Addiction Treatment Forum tells us that between 2006 and 2013, first-time heroin users have doubled. A decade ago we had 90,000, and now we have 169,000. And the Centers for Disease Control estimate that deaths from heroin addiction have quadrupled between 2002 and 2013.
You Don’t Expect It to Be You
You may be one of the people affected by this new epidemic. You had a prescription, and you’re worried what you’ll do when you can no longer get it. Maybe you’ve already taken the pills your elderly mom had set aside after her hip replacement.
The idea goes beyond puzzling you and frankly frightens you. But the fear of becoming an addict is balanced by your need for the drugs, whether it’s still the pain pills or maybe you’ve advanced to heroin. How did this ever happen to you?
When heroin addiction strikes, it changes who you are, and there is evidence that it affects normal brain function. Opiates like pain pills and heroin are the most addictive substances on Earth, according to most medical researchers, and as you use more, you need more, without even reaching the enjoyment or pleasure that you once experienced. If your suburban drug delivery person runs dry, your normal daily routine turns into a desperate search for something that will satisfy your body’s cravings and withdrawal symptoms. Suddenly, you’re the heroin addict that the media are all talking about.
But there’s hope. Medication-assisted treatmentoffers an alternative to fighting the irresistible urges to use at any cost. Programs are managed by a physician and a team of clinicians, and the effects of the methadone or buprenorphine prescribed are far less scourging on your body. You can jump off the merry-go-round of addiction and get into treatment right now.

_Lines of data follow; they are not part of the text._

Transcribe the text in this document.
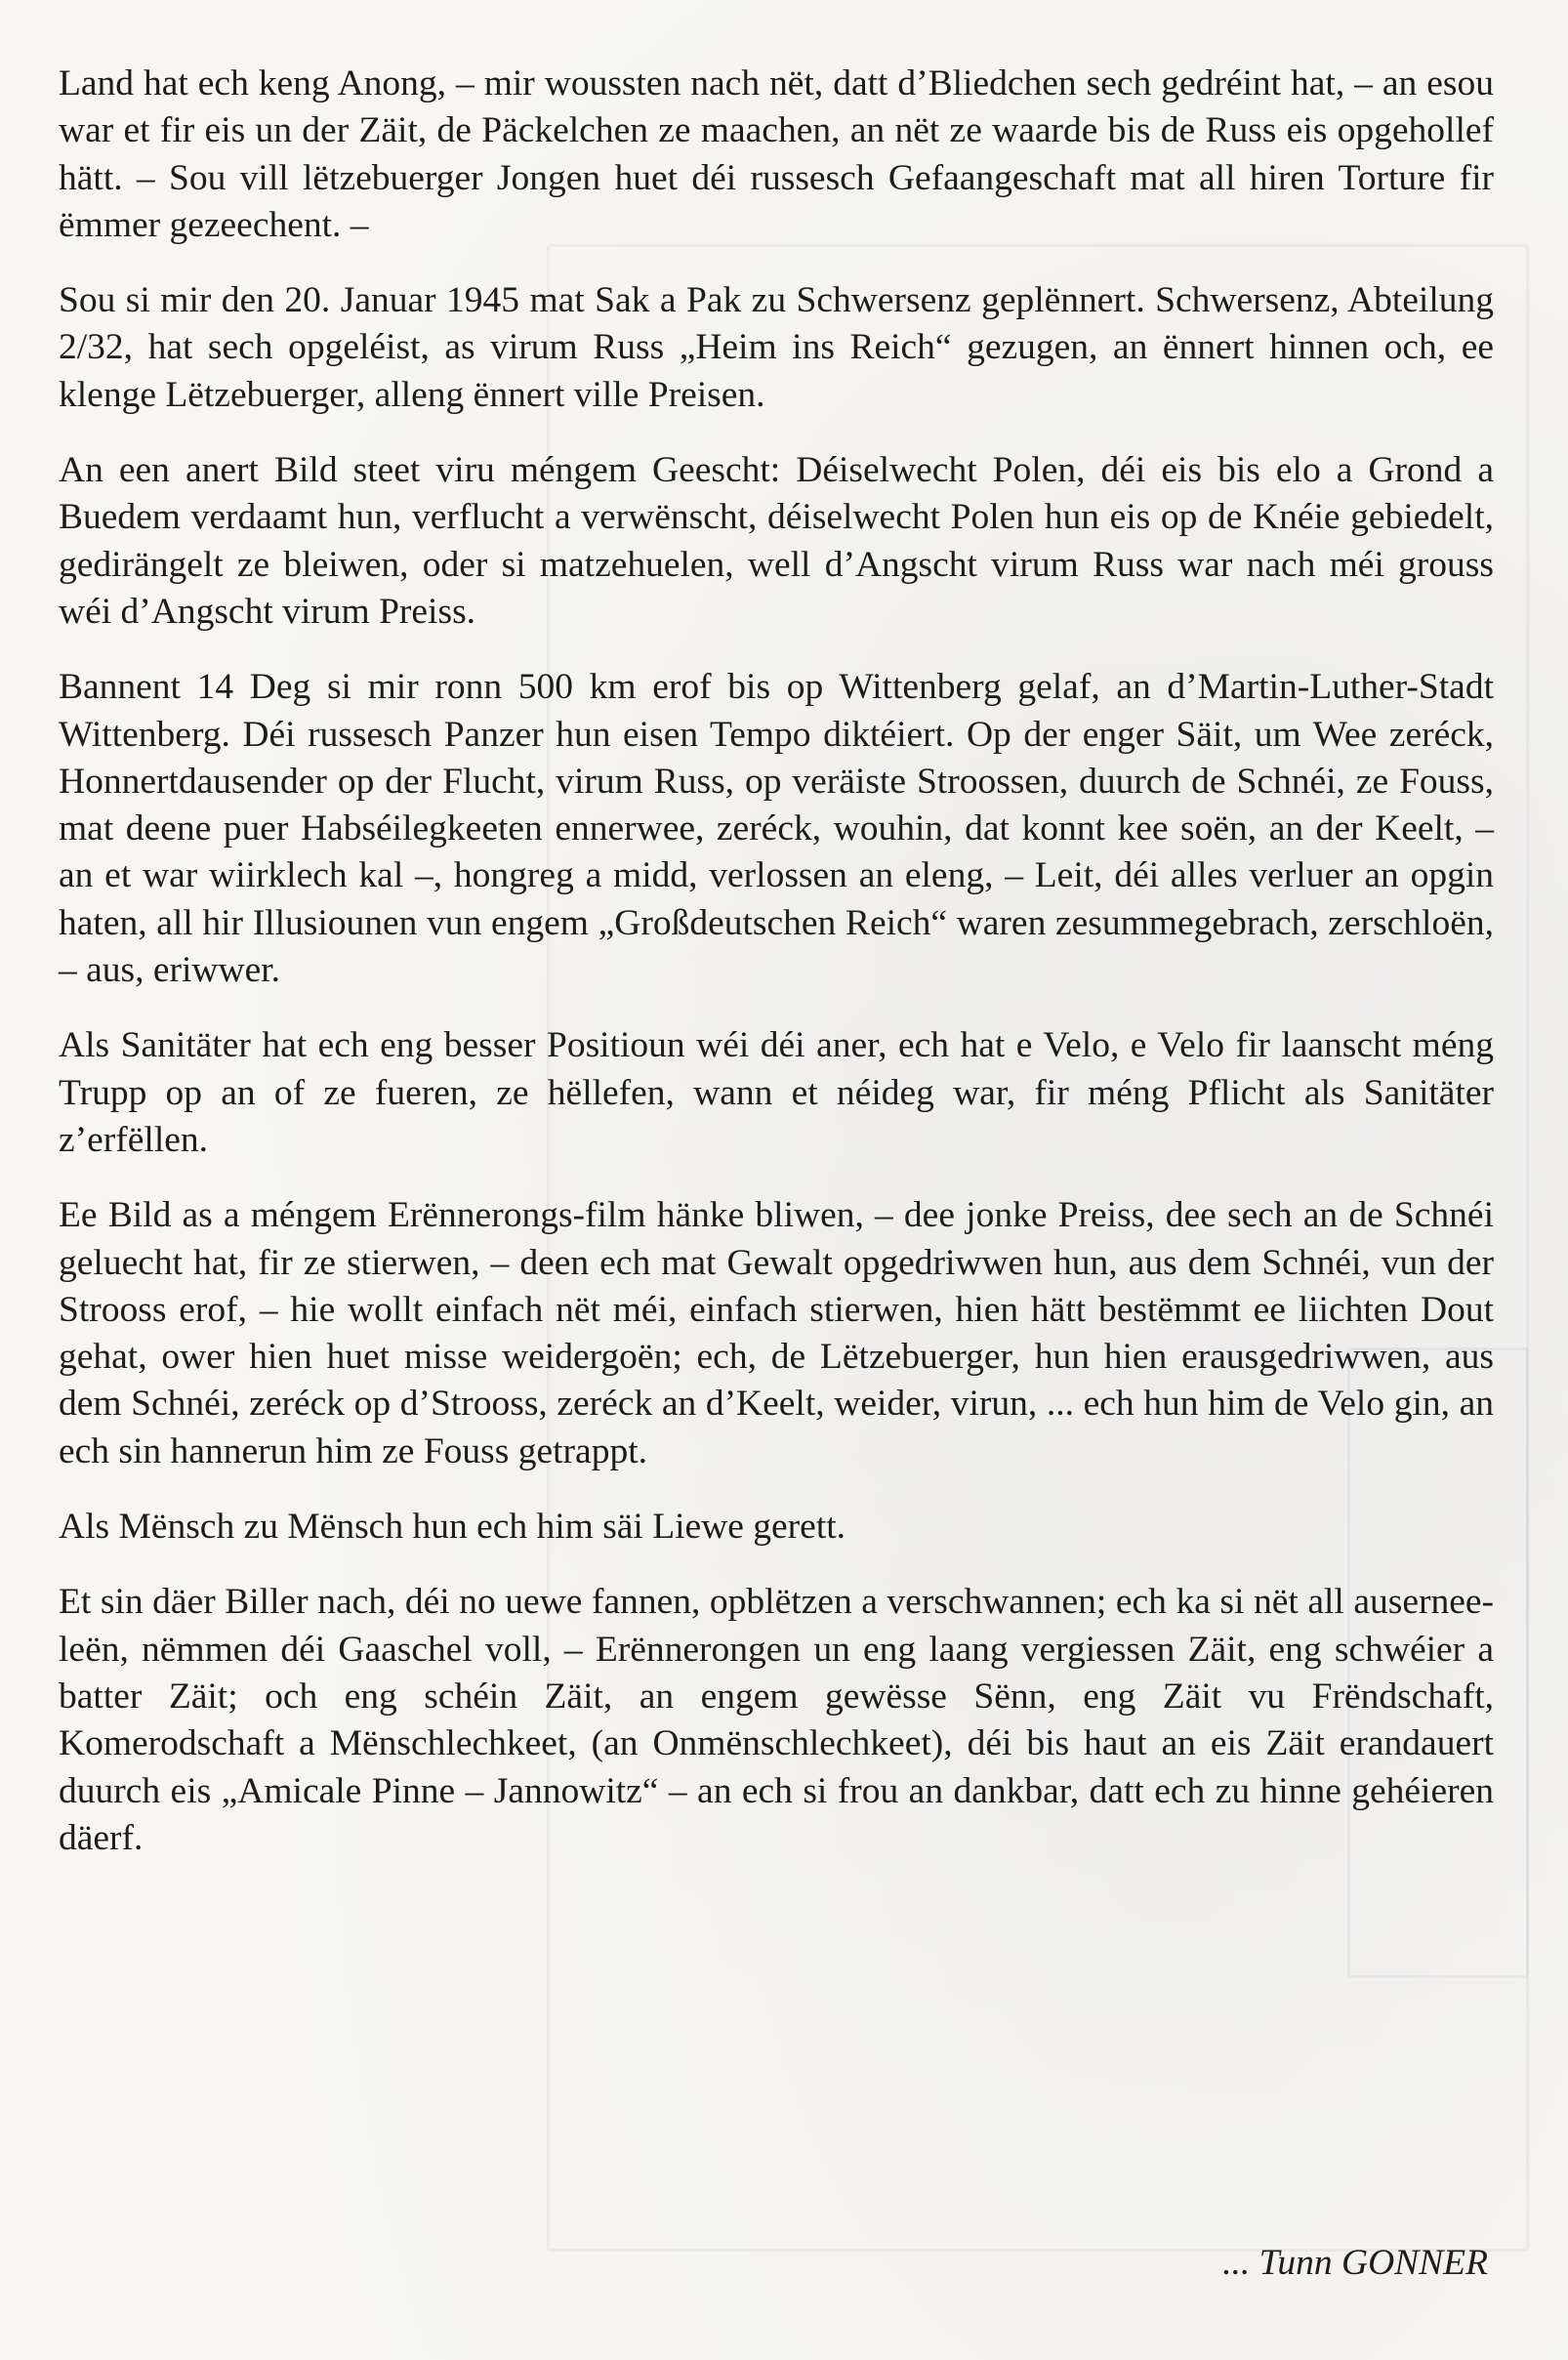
Land hat ech keng Anong, – mir woussten nach nët, datt d’Bliedchen sech gedréint hat, – an esou war et fir eis un der Zäit, de Päckelchen ze maachen, an nët ze waarde bis de Russ eis opgehollef hätt. – Sou vill lëtzebuerger Jongen huet déi russesch Gefaangeschaft mat all hiren Torture fir ëmmer gezeechent. –

Sou si mir den 20. Januar 1945 mat Sak a Pak zu Schwersenz geplënnert. Schwersenz, Abteilung 2/32, hat sech opgeléist, as virum Russ „Heim ins Reich“ gezugen, an ënnert hinnen och, ee klenge Lëtzebuerger, alleng ënnert ville Preisen.

An een anert Bild steet viru méngem Geescht: Déiselwecht Polen, déi eis bis elo a Grond a Buedem verdaamt hun, verflucht a verwënscht, déiselwecht Polen hun eis op de Knéie gebiedelt, gedirängelt ze bleiwen, oder si matzehuelen, well d’Angscht virum Russ war nach méi grouss wéi d’Angscht virum Preiss.

Bannent 14 Deg si mir ronn 500 km erof bis op Wittenberg gelaf, an d’Martin-Luther-Stadt Wittenberg. Déi russesch Panzer hun eisen Tempo diktéiert. Op der enger Säit, um Wee zeréck, Honnertdausender op der Flucht, virum Russ, op veräiste Stroossen, duurch de Schnéi, ze Fouss, mat deene puer Habséilegkeeten ennerwee, zeréck, wouhin, dat konnt kee soën, an der Keelt, – an et war wiirklech kal –, hongreg a midd, verlossen an eleng, – Leit, déi alles verluer an opgin haten, all hir Illusiounen vun engem „Großdeutschen Reich“ waren zesummegebrach, zerschloën, – aus, eriwwer.

Als Sanitäter hat ech eng besser Positioun wéi déi aner, ech hat e Velo, e Velo fir laanscht méng Trupp op an of ze fueren, ze hëllefen, wann et néideg war, fir méng Pflicht als Sanitäter z’erfëllen.

Ee Bild as a méngem Erënnerongs-film hänke bliwen, – dee jonke Preiss, dee sech an de Schnéi geluecht hat, fir ze stierwen, – deen ech mat Gewalt opgedriwwen hun, aus dem Schnéi, vun der Strooss erof, – hie wollt einfach nët méi, einfach stierwen, hien hätt bestëmmt ee liichten Dout gehat, ower hien huet misse weidergoën; ech, de Lëtzebuerger, hun hien erausgedriwwen, aus dem Schnéi, zeréck op d’Strooss, zeréck an d’Keelt, weider, virun, ... ech hun him de Velo gin, an ech sin hannerun him ze Fouss getrappt.

Als Mënsch zu Mënsch hun ech him säi Liewe gerett.

Et sin däer Biller nach, déi no uewe fannen, opblëtzen a verschwannen; ech ka si nët all ausernee-leën, nëmmen déi Gaaschel voll, – Erënnerongen un eng laang vergiessen Zäit, eng schwéier a batter Zäit; och eng schéin Zäit, an engem gewësse Sënn, eng Zäit vu Frëndschaft, Komerodschaft a Mënschlechkeet, (an Onmënschlechkeet), déi bis haut an eis Zäit erandauert duurch eis „Amicale Pinne – Jannowitz“ – an ech si frou an dankbar, datt ech zu hinne gehéieren däerf.

... Tunn GONNER
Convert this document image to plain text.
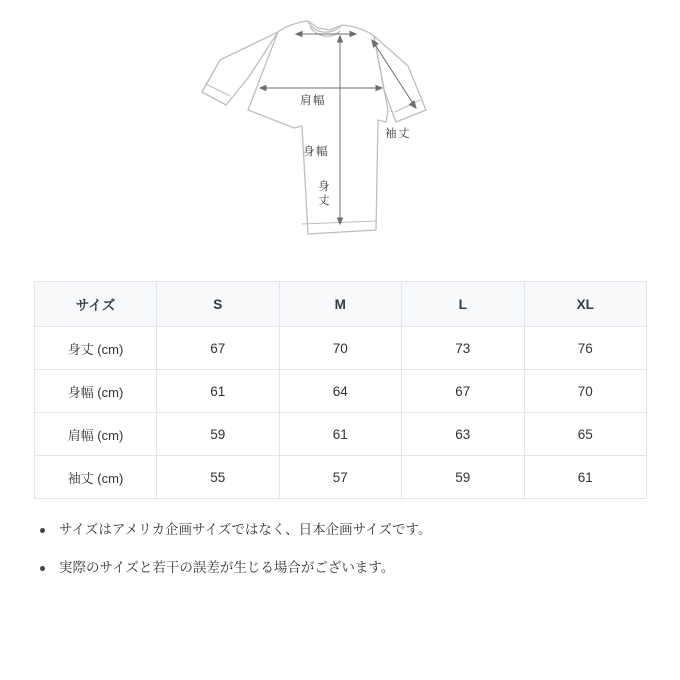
肩幅
身幅
袖丈
身丈
サイズ	S	M	L	XL
身丈 (cm)	67	70	73	76
身幅 (cm)	61	64	67	70
肩幅 (cm)	59	61	63	65
袖丈 (cm)	55	57	59	61
サイズはアメリカ企画サイズではなく、日本企画サイズです。
実際のサイズと若干の誤差が生じる場合がございます。
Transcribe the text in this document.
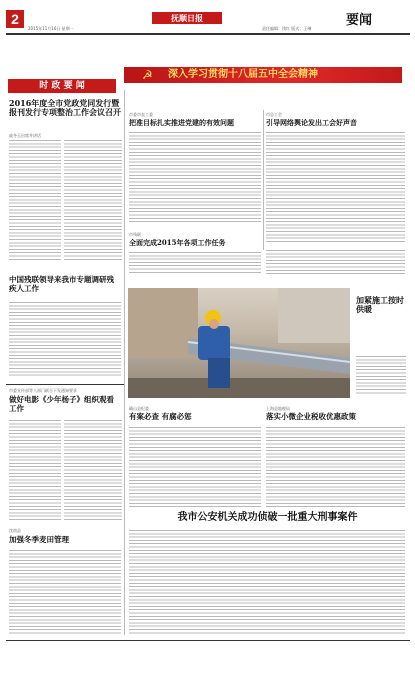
2	抚顺日报
2015年11月16日 星期一	责任编辑：钱红 版式：王琳
要闻
时 政 要 闻
☭ 深入学习贯彻十八届五中全会精神
2016年度全市党政党同发行暨报刊发行专项整治工作会议召开
戚冬玉出席并讲话
市委市直工委
把准目标扎实推进党建的有效问题
市总工会
引导网络舆论发出工会好声音
市残联
全面完成2015年各项工作任务
中国残联领导来我市专题调研残疾人工作
加紧施工按时供暖
市委宣传部等八部门联合下发通知要求
做好电影《少年杨子》组织观看工作	确山县纪委
有案必查 有腐必惩
上海县地税局
落实小微企业税收优惠政策
我市公安机关成功侦破一批重大刑事案件
沈南县
加强冬季麦田管理
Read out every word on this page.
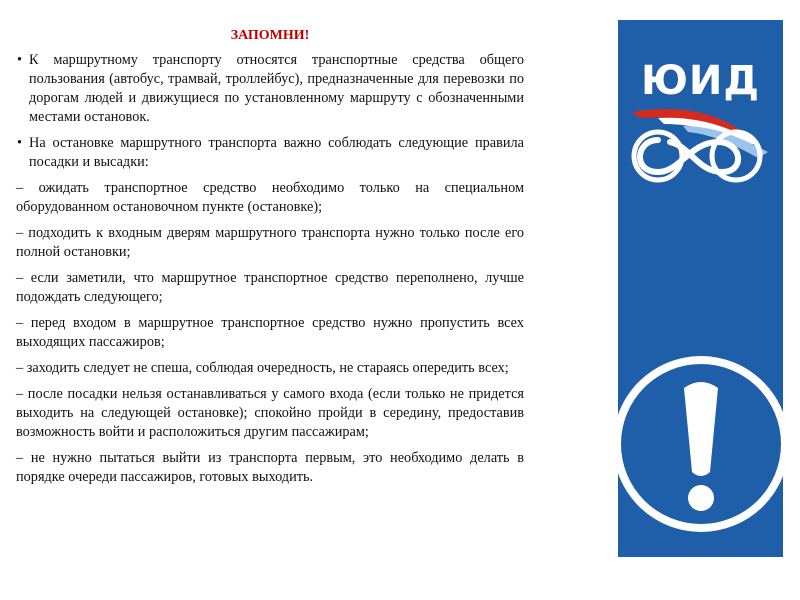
ЗАПОМНИ!
• К маршрутному транспорту относятся транспортные средства общего пользования (автобус, трамвай, троллейбус), предназначенные для перевозки по дорогам людей и движущиеся по установленному маршруту с обозначенными местами остановок.
• На остановке маршрутного транспорта важно соблюдать следующие правила посадки и высадки:
– ожидать транспортное средство необходимо только на специальном оборудованном остановочном пункте (остановке);
– подходить к входным дверям маршрутного транспорта нужно только после его полной остановки;
– если заметили, что маршрутное транспортное средство переполнено, лучше подождать следующего;
– перед входом в маршрутное транспортное средство нужно пропустить всех выходящих пассажиров;
– заходить следует не спеша, соблюдая очередность, не стараясь опередить всех;
– после посадки нельзя останавливаться у самого входа (если только не придется выходить на следующей остановке); спокойно пройди в середину, предоставив возможность войти и расположиться другим пассажирам;
– не нужно пытаться выйти из транспорта первым, это необходимо делать в порядке очереди пассажиров, готовых выходить.
ЮИД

The people who treat substance use disorder talk about a common phenomenon among the people admitted for heroin addiction. Once a person enters treatment and begins to take it seriously, a strange thing happens. With illegal drugs out of their system, and the issues in their lives becoming more manageable, people begin to remember the dreams they used to have and the hobbies that once held their interest. You’ll see people who leave their treatment program and carve out some time in the day to take an art class; they write a poem and submit it to a magazine; or they join a parent organization within their neighborhood. It can happen to you. Just call your local methadone treatment program.
In the meantime, we all need to pay attention to the Andrew Cohens of the world, the people who are alerting us to the truth about addiction. The myths of heroin addiction are broken wide open, and we now know how to fight back. Learn about organizations like The Marshall Project and Stop Stigma Now. Listen and learn from policy makers. Make your opinion count by going to your voting booth. We can all make a difference.